Four Britons are on course to reach Cape Town this week after cycling 6,000 miles from Cairo to watch the World Cup. They might have crossed paths with Andrew Grady, who has hitchhiked to South Africa from London because flights were so expensive. But they could have taken an easier route. South African airline Kulula, who described themselves as "the unofficial national carrier of the you-know-what", were threatened with legal action by Fifa's marketing police so they apologised and offered the Fifa president Sepp Blatter free travel all over Africa. A couple from Cape Town have changed their dog's name to "Sepp Blatter" and blagged lots of flights. That's taking the lead.

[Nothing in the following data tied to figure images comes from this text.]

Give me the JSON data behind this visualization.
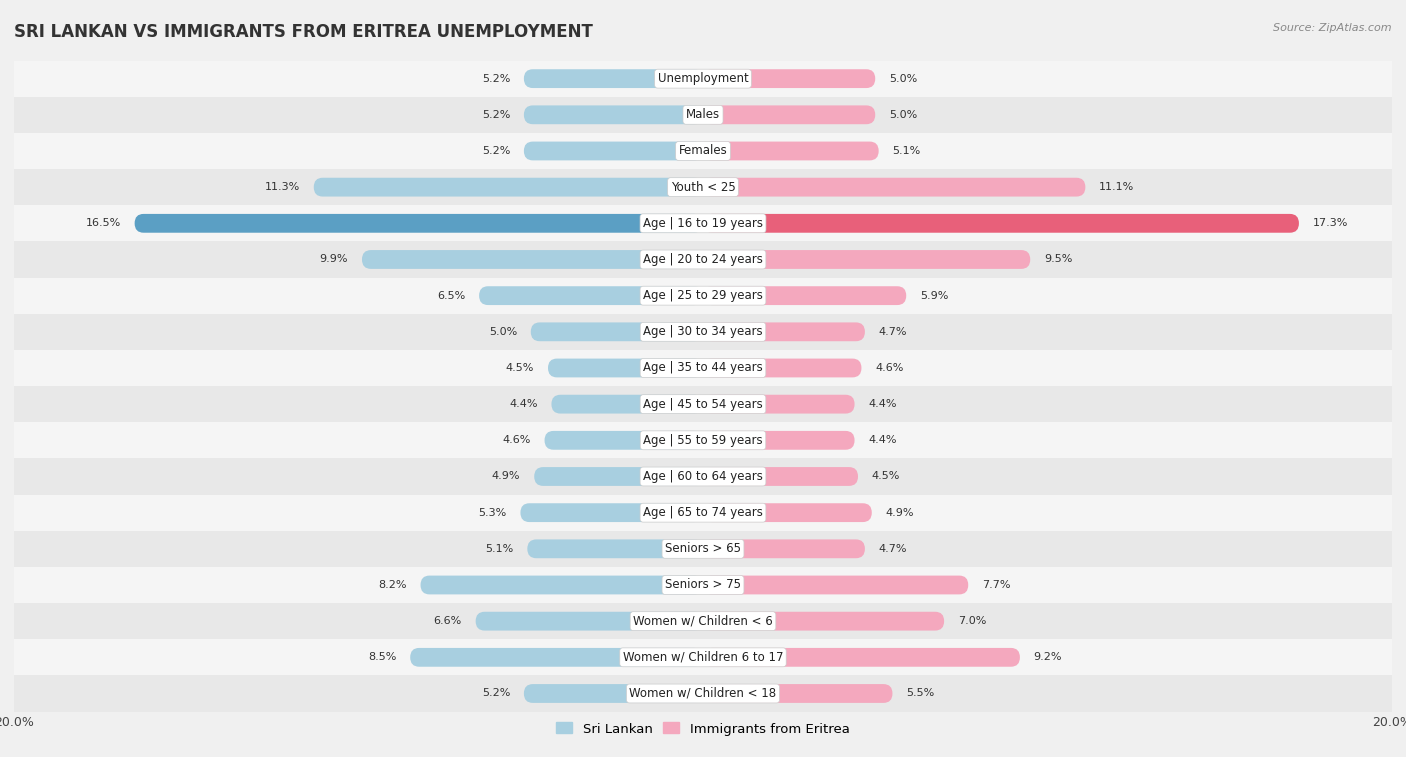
{
  "title": "SRI LANKAN VS IMMIGRANTS FROM ERITREA UNEMPLOYMENT",
  "source": "Source: ZipAtlas.com",
  "categories": [
    "Unemployment",
    "Males",
    "Females",
    "Youth < 25",
    "Age | 16 to 19 years",
    "Age | 20 to 24 years",
    "Age | 25 to 29 years",
    "Age | 30 to 34 years",
    "Age | 35 to 44 years",
    "Age | 45 to 54 years",
    "Age | 55 to 59 years",
    "Age | 60 to 64 years",
    "Age | 65 to 74 years",
    "Seniors > 65",
    "Seniors > 75",
    "Women w/ Children < 6",
    "Women w/ Children 6 to 17",
    "Women w/ Children < 18"
  ],
  "sri_lankan": [
    5.2,
    5.2,
    5.2,
    11.3,
    16.5,
    9.9,
    6.5,
    5.0,
    4.5,
    4.4,
    4.6,
    4.9,
    5.3,
    5.1,
    8.2,
    6.6,
    8.5,
    5.2
  ],
  "eritrea": [
    5.0,
    5.0,
    5.1,
    11.1,
    17.3,
    9.5,
    5.9,
    4.7,
    4.6,
    4.4,
    4.4,
    4.5,
    4.9,
    4.7,
    7.7,
    7.0,
    9.2,
    5.5
  ],
  "sri_lankan_color": "#a8cfe0",
  "eritrea_color": "#f4a8be",
  "sri_lankan_highlight_color": "#5b9fc4",
  "eritrea_highlight_color": "#e8607a",
  "row_color_odd": "#f5f5f5",
  "row_color_even": "#e8e8e8",
  "background_color": "#f0f0f0",
  "axis_limit": 20.0,
  "legend_sri_lankan": "Sri Lankan",
  "legend_eritrea": "Immigrants from Eritrea",
  "title_fontsize": 12,
  "label_fontsize": 8.5,
  "value_fontsize": 8.0
}
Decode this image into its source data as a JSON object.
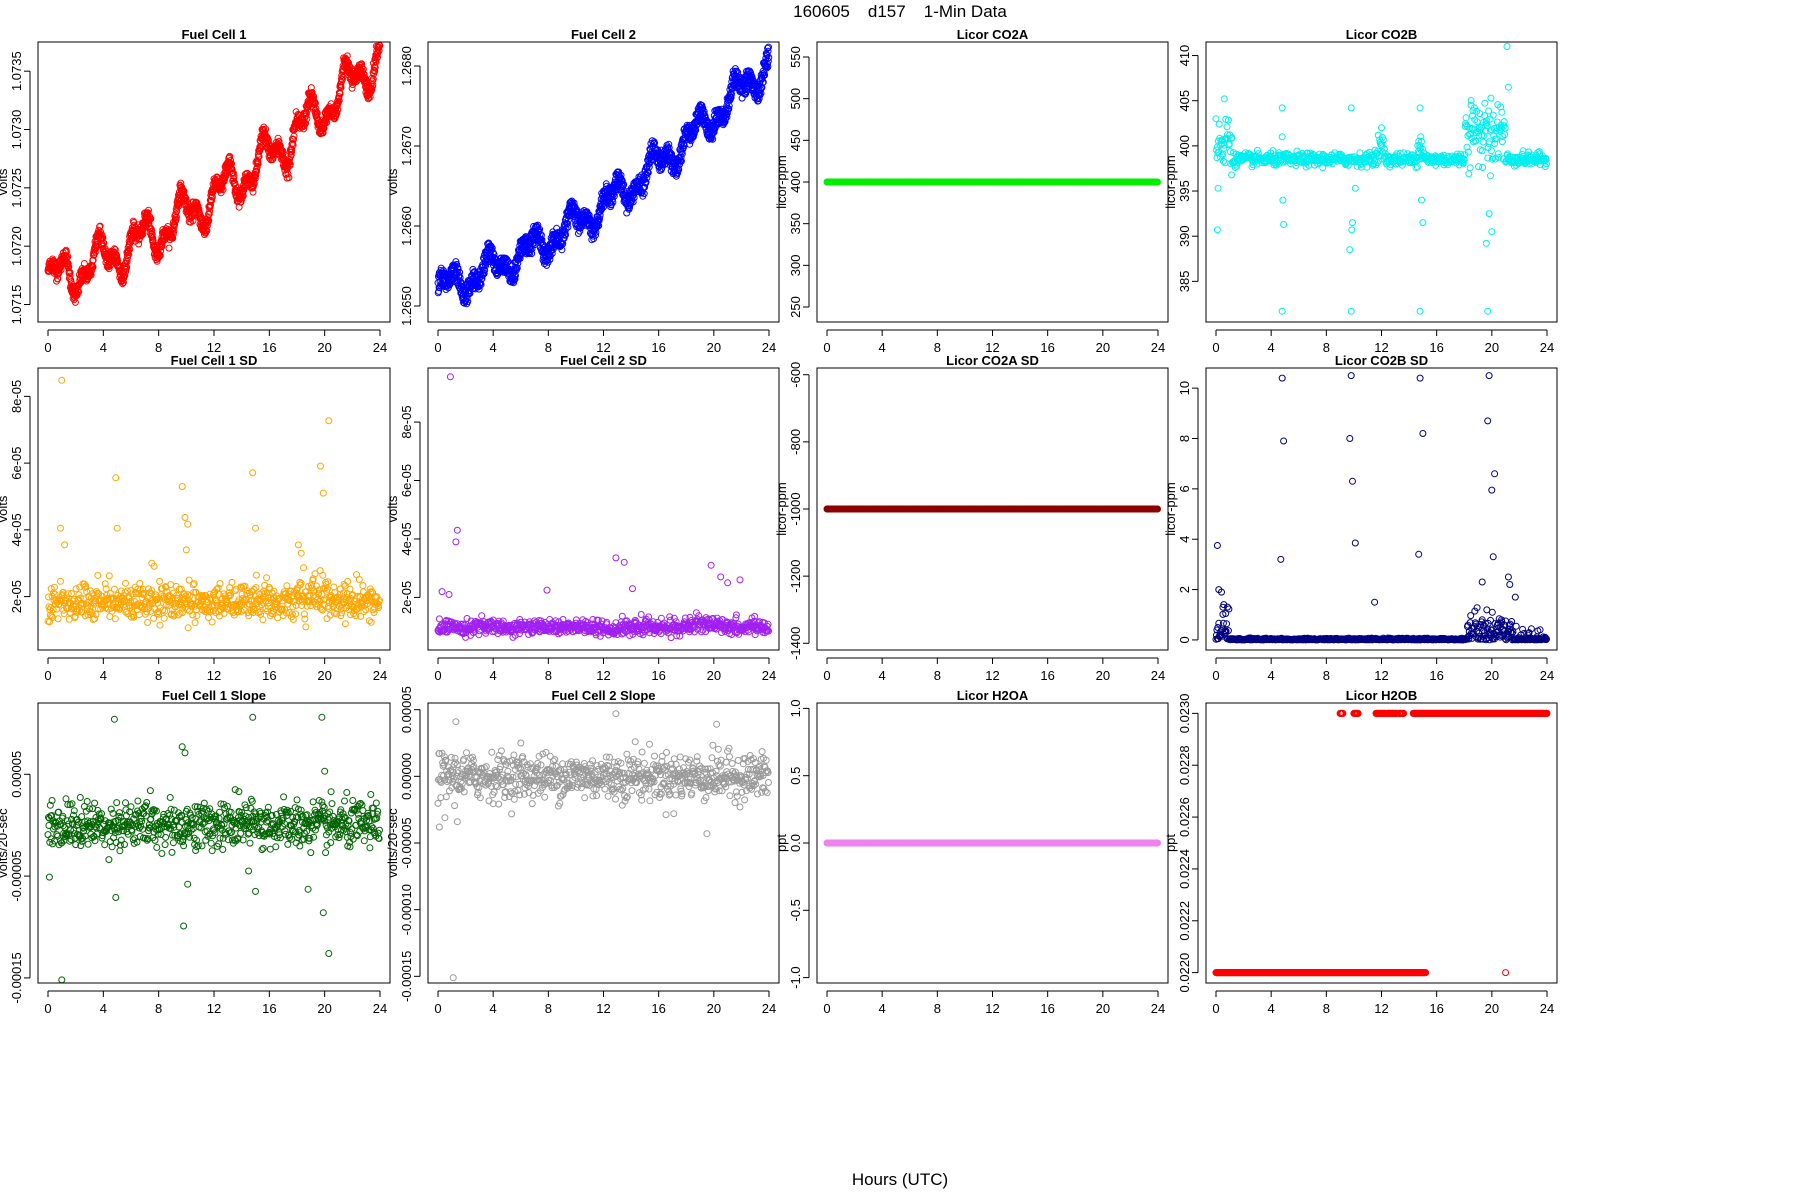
{
  "figure": {
    "title_parts": [
      "160605",
      "d157",
      "1-Min Data"
    ],
    "xlabel": "Hours (UTC)"
  },
  "chart_data": [
    {
      "type": "scatter",
      "title": "Fuel Cell 1",
      "ylabel": "volts",
      "color": "#ff0000",
      "xlim": [
        0,
        24
      ],
      "xticks": [
        0,
        4,
        8,
        12,
        16,
        20,
        24
      ],
      "ylim": [
        1.07135,
        1.07375
      ],
      "yticks": [
        "1.0715",
        "1.0720",
        "1.0725",
        "1.0730",
        "1.0735"
      ],
      "gen": "trend",
      "params": {
        "start": 1.0717,
        "end": 1.07365,
        "noise": 6e-05,
        "wave": 0.00015,
        "band": 5e-05
      }
    },
    {
      "type": "scatter",
      "title": "Fuel Cell 2",
      "ylabel": "volts",
      "color": "#0000ff",
      "xlim": [
        0,
        24
      ],
      "xticks": [
        0,
        4,
        8,
        12,
        16,
        20,
        24
      ],
      "ylim": [
        1.2648,
        1.2683
      ],
      "yticks": [
        "1.2650",
        "1.2660",
        "1.2670",
        "1.2680"
      ],
      "gen": "trend",
      "params": {
        "start": 1.2652,
        "end": 1.26805,
        "noise": 8e-05,
        "wave": 0.00015,
        "band": 0.00012
      }
    },
    {
      "type": "scatter",
      "title": "Licor CO2A",
      "ylabel": "licor-ppm",
      "color": "#00ee00",
      "xlim": [
        0,
        24
      ],
      "xticks": [
        0,
        4,
        8,
        12,
        16,
        20,
        24
      ],
      "ylim": [
        232,
        568
      ],
      "yticks": [
        "250",
        "300",
        "350",
        "400",
        "450",
        "500",
        "550"
      ],
      "gen": "constant",
      "params": {
        "value": 400
      }
    },
    {
      "type": "scatter",
      "title": "Licor CO2B",
      "ylabel": "licor-ppm",
      "color": "#00eeee",
      "xlim": [
        0,
        24
      ],
      "xticks": [
        0,
        4,
        8,
        12,
        16,
        20,
        24
      ],
      "ylim": [
        380.5,
        411.5
      ],
      "yticks": [
        "385",
        "390",
        "395",
        "400",
        "405",
        "410"
      ],
      "gen": "co2b",
      "params": {
        "base": 398.5,
        "outliers": [
          [
            0.1,
            390.7
          ],
          [
            0.15,
            395.3
          ],
          [
            0.6,
            405.2
          ],
          [
            4.8,
            404.2
          ],
          [
            4.8,
            401.0
          ],
          [
            4.85,
            394.0
          ],
          [
            4.9,
            391.3
          ],
          [
            4.8,
            381.7
          ],
          [
            9.8,
            404.2
          ],
          [
            9.9,
            391.5
          ],
          [
            9.85,
            390.7
          ],
          [
            9.7,
            388.5
          ],
          [
            10.1,
            395.3
          ],
          [
            9.8,
            381.7
          ],
          [
            14.8,
            404.2
          ],
          [
            14.85,
            401.0
          ],
          [
            14.9,
            394.0
          ],
          [
            15.0,
            391.5
          ],
          [
            14.8,
            381.7
          ],
          [
            19.7,
            381.7
          ],
          [
            19.8,
            392.5
          ],
          [
            20.0,
            390.5
          ],
          [
            19.6,
            389.2
          ],
          [
            19.9,
            396.7
          ],
          [
            21.1,
            411.0
          ],
          [
            21.2,
            406.5
          ],
          [
            12.0,
            402.0
          ],
          [
            18.5,
            404.5
          ]
        ]
      }
    },
    {
      "type": "scatter",
      "title": "Fuel Cell 1 SD",
      "ylabel": "volts",
      "color": "#ffa500",
      "xlim": [
        0,
        24
      ],
      "xticks": [
        0,
        4,
        8,
        12,
        16,
        20,
        24
      ],
      "ylim": [
        4e-06,
        8.85e-05
      ],
      "yticks": [
        "2e-05",
        "4e-05",
        "6e-05",
        "8e-05"
      ],
      "yvals": [
        2e-05,
        4e-05,
        6e-05,
        8e-05
      ],
      "gen": "noise_floor",
      "params": {
        "base": 1.6e-05,
        "spread": 5e-06,
        "min": 9e-06,
        "outliers": [
          [
            1.0,
            8.48e-05
          ],
          [
            20.3,
            7.27e-05
          ],
          [
            19.7,
            5.91e-05
          ],
          [
            14.8,
            5.71e-05
          ],
          [
            4.9,
            5.56e-05
          ],
          [
            9.7,
            5.3e-05
          ],
          [
            19.9,
            5.1e-05
          ],
          [
            9.9,
            4.37e-05
          ],
          [
            10.1,
            4.17e-05
          ],
          [
            0.9,
            4.05e-05
          ],
          [
            5.0,
            4.05e-05
          ],
          [
            15.0,
            4.05e-05
          ],
          [
            1.2,
            3.55e-05
          ],
          [
            10.0,
            3.4e-05
          ],
          [
            7.5,
            3e-05
          ],
          [
            18.1,
            3.55e-05
          ],
          [
            18.3,
            3.3e-05
          ]
        ]
      }
    },
    {
      "type": "scatter",
      "title": "Fuel Cell 2 SD",
      "ylabel": "volts",
      "color": "#a020f0",
      "xlim": [
        0,
        24
      ],
      "xticks": [
        0,
        4,
        8,
        12,
        16,
        20,
        24
      ],
      "ylim": [
        2e-06,
        9.85e-05
      ],
      "yticks": [
        "2e-05",
        "4e-05",
        "6e-05",
        "8e-05"
      ],
      "yvals": [
        2e-05,
        4e-05,
        6e-05,
        8e-05
      ],
      "gen": "noise_floor",
      "params": {
        "base": 8.5e-06,
        "spread": 2.5e-06,
        "min": 4e-06,
        "outliers": [
          [
            0.9,
            9.55e-05
          ],
          [
            1.4,
            4.3e-05
          ],
          [
            1.3,
            3.9e-05
          ],
          [
            12.9,
            3.35e-05
          ],
          [
            13.5,
            3.2e-05
          ],
          [
            19.8,
            3.1e-05
          ],
          [
            21.9,
            2.6e-05
          ],
          [
            0.8,
            2.1e-05
          ],
          [
            0.3,
            2.2e-05
          ],
          [
            7.9,
            2.25e-05
          ],
          [
            14.1,
            2.3e-05
          ],
          [
            20.5,
            2.7e-05
          ],
          [
            21.0,
            2.5e-05
          ]
        ]
      }
    },
    {
      "type": "scatter",
      "title": "Licor CO2A SD",
      "ylabel": "licor-ppm",
      "color": "#8b0000",
      "xlim": [
        0,
        24
      ],
      "xticks": [
        0,
        4,
        8,
        12,
        16,
        20,
        24
      ],
      "ylim": [
        -1420,
        -580
      ],
      "yticks": [
        "-1400",
        "-1200",
        "-1000",
        "-800",
        "-600"
      ],
      "gen": "constant",
      "params": {
        "value": -1000
      }
    },
    {
      "type": "scatter",
      "title": "Licor CO2B SD",
      "ylabel": "licor-ppm",
      "color": "#000080",
      "xlim": [
        0,
        24
      ],
      "xticks": [
        0,
        4,
        8,
        12,
        16,
        20,
        24
      ],
      "ylim": [
        -0.4,
        10.8
      ],
      "yticks": [
        "0",
        "2",
        "4",
        "6",
        "8",
        "10"
      ],
      "gen": "co2bsd",
      "params": {
        "outliers": [
          [
            0.1,
            3.75
          ],
          [
            0.2,
            2.0
          ],
          [
            0.4,
            1.9
          ],
          [
            0.5,
            1.3
          ],
          [
            0.7,
            1.05
          ],
          [
            4.8,
            10.4
          ],
          [
            4.9,
            7.9
          ],
          [
            4.7,
            3.2
          ],
          [
            9.8,
            10.5
          ],
          [
            9.9,
            6.3
          ],
          [
            10.1,
            3.85
          ],
          [
            9.7,
            8.0
          ],
          [
            14.8,
            10.4
          ],
          [
            15.0,
            8.2
          ],
          [
            14.7,
            3.4
          ],
          [
            19.8,
            10.5
          ],
          [
            19.7,
            8.7
          ],
          [
            20.0,
            5.95
          ],
          [
            20.2,
            6.6
          ],
          [
            20.1,
            3.3
          ],
          [
            21.2,
            2.5
          ],
          [
            21.3,
            2.2
          ],
          [
            19.3,
            2.3
          ],
          [
            21.7,
            1.7
          ],
          [
            11.5,
            1.5
          ]
        ]
      }
    },
    {
      "type": "scatter",
      "title": "Fuel Cell 1 Slope",
      "ylabel": "volts/20-sec",
      "color": "#006400",
      "xlim": [
        0,
        24
      ],
      "xticks": [
        0,
        4,
        8,
        12,
        16,
        20,
        24
      ],
      "ylim": [
        -0.000155,
        0.00012
      ],
      "yticks": [
        "-0.00015",
        "-0.00005",
        "0.00005"
      ],
      "yvals": [
        -0.00015,
        -5e-05,
        5e-05
      ],
      "gen": "noise_sym",
      "params": {
        "spread": 1.15e-05,
        "outliers": [
          [
            1.0,
            -0.000152
          ],
          [
            4.8,
            0.000104
          ],
          [
            14.8,
            0.000106
          ],
          [
            19.8,
            0.000106
          ],
          [
            9.7,
            7.7e-05
          ],
          [
            9.9,
            7.1e-05
          ],
          [
            20.0,
            5.3e-05
          ],
          [
            4.9,
            -7.1e-05
          ],
          [
            10.1,
            -5.8e-05
          ],
          [
            15.0,
            -6.5e-05
          ],
          [
            9.8,
            -9.9e-05
          ],
          [
            19.9,
            -8.6e-05
          ],
          [
            20.3,
            -0.000126
          ],
          [
            18.8,
            -6.3e-05
          ],
          [
            0.1,
            -5.1e-05
          ],
          [
            14.5,
            -4.5e-05
          ],
          [
            7.4,
            3.4e-05
          ],
          [
            13.8,
            3.3e-05
          ]
        ]
      }
    },
    {
      "type": "scatter",
      "title": "Fuel Cell 2 Slope",
      "ylabel": "volts/20-sec",
      "color": "#999999",
      "xlim": [
        0,
        24
      ],
      "xticks": [
        0,
        4,
        8,
        12,
        16,
        20,
        24
      ],
      "ylim": [
        -0.000155,
        5.5e-05
      ],
      "yticks": [
        "-0.00015",
        "-0.00010",
        "-0.00005",
        "0.00000",
        "0.00005"
      ],
      "yvals": [
        -0.00015,
        -0.0001,
        -5e-05,
        0,
        5e-05
      ],
      "gen": "noise_sym",
      "params": {
        "spread": 8.5e-06,
        "outliers": [
          [
            1.1,
            -0.000151
          ],
          [
            1.3,
            4.1e-05
          ],
          [
            12.9,
            4.7e-05
          ],
          [
            20.2,
            3.9e-05
          ],
          [
            19.5,
            -4.3e-05
          ],
          [
            0.1,
            -3.8e-05
          ],
          [
            0.5,
            -3.1e-05
          ],
          [
            1.4,
            -3.4e-05
          ],
          [
            6.0,
            2.5e-05
          ],
          [
            14.3,
            2.6e-05
          ],
          [
            17.1,
            -2.8e-05
          ]
        ]
      }
    },
    {
      "type": "scatter",
      "title": "Licor H2OA",
      "ylabel": "ppt",
      "color": "#ee82ee",
      "xlim": [
        0,
        24
      ],
      "xticks": [
        0,
        4,
        8,
        12,
        16,
        20,
        24
      ],
      "ylim": [
        -1.04,
        1.04
      ],
      "yticks": [
        "-1.0",
        "-0.5",
        "0.0",
        "0.5",
        "1.0"
      ],
      "yvals": [
        -1,
        -0.5,
        0,
        0.5,
        1
      ],
      "gen": "constant",
      "params": {
        "value": 0
      }
    },
    {
      "type": "scatter",
      "title": "Licor H2OB",
      "ylabel": "ppt",
      "color": "#ff0000",
      "xlim": [
        0,
        24
      ],
      "xticks": [
        0,
        4,
        8,
        12,
        16,
        20,
        24
      ],
      "ylim": [
        0.02196,
        0.02304
      ],
      "yticks": [
        "0.0220",
        "0.0222",
        "0.0224",
        "0.0226",
        "0.0228",
        "0.0230"
      ],
      "yvals": [
        0.022,
        0.0222,
        0.0224,
        0.0226,
        0.0228,
        0.023
      ],
      "gen": "binary",
      "params": {
        "low": 0.022,
        "high": 0.023,
        "low_ranges": [
          [
            0,
            15.2
          ]
        ],
        "high_ranges": [
          [
            9.0,
            9.2
          ],
          [
            10.0,
            10.3
          ],
          [
            11.6,
            12.3
          ],
          [
            12.4,
            13.1
          ],
          [
            13.3,
            13.6
          ],
          [
            14.3,
            24.0
          ]
        ],
        "extra": [
          [
            21.0,
            0.022
          ]
        ]
      }
    }
  ]
}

Hours and minutes that German Daniel Peetz ironed – flat out – to set a world record in Rheinberg. But Brits still hold the record for underwater ironing after a challenge in the Florida Keys was postponed due to storms. So there.
Grudge match of the week
This World Cup has shown that you need a good defence, with all the Fifa writs flying around. France didn't have one but the malaise goes back a long way. David Ginola finally snapped this week and said he would sue Gérard Houllier after the former France manager yet again brought up on TV Ginola's poorly directed cross which allowed Bulgaria to score and qualify for USA 94 instead of the French. And a Chinese lawyer is going through the courts in Sichuan in an attempt to order the national team to qualify for the next World Cup. Chen Fengfeng believes that because the state pays their wages, they have a legal duty to take part in all major tournaments. This one could go to penalties.
Good week for
Charlene Wittstock, former South African Olympic swimmer is engaged to marry Prince Albert II of Monaco... Shahid Afridi, Pakistan cricketer, hit his 272nd six in One-Day Internationals, overtaking Sri Lankan Sanath Jayasuriya's record... and Sachin Tendulkar, Indian batsman, is given the honorary rank of group captain by the Indian Air Force.
Bad week for
Sir Steven Redgrave, former Olympic rower breaks two ribs, a wrist and a cheekbone after suffering a puncture 300 miles from the end of a 3,000-mile charity bike race in the US... BP, withdraws its range of World Cup face paints after four children fall ill in Lightwater, Surrey... and Gary Neville, footballer's proposed "Tellytubby" eco-friendly home in Harwood, Bolton is refused planning permission by the town council.
Dirty tactics of the week
Scottish football fans haven't had much to cheer about lately – possibly until around 5pm today – but after failing to qualify for the World Cup, they can at least look forward to this weekend's Swamp Soccer World Cup at Strachur in Argyll featuring 64 teams from around the world, among them Real Mudrid and Cowdungbeath. The French may not be very good at football any more but they might do well here; mud-slinging is a speciality. As is digging a big hole for themselves, so they could have tried the World Worm-Charming Championships in Willaston, Cheshire yesterday. The best method is to entice them up with vibrating forks; in fact you're not allowed to dig them up. Such soil sports.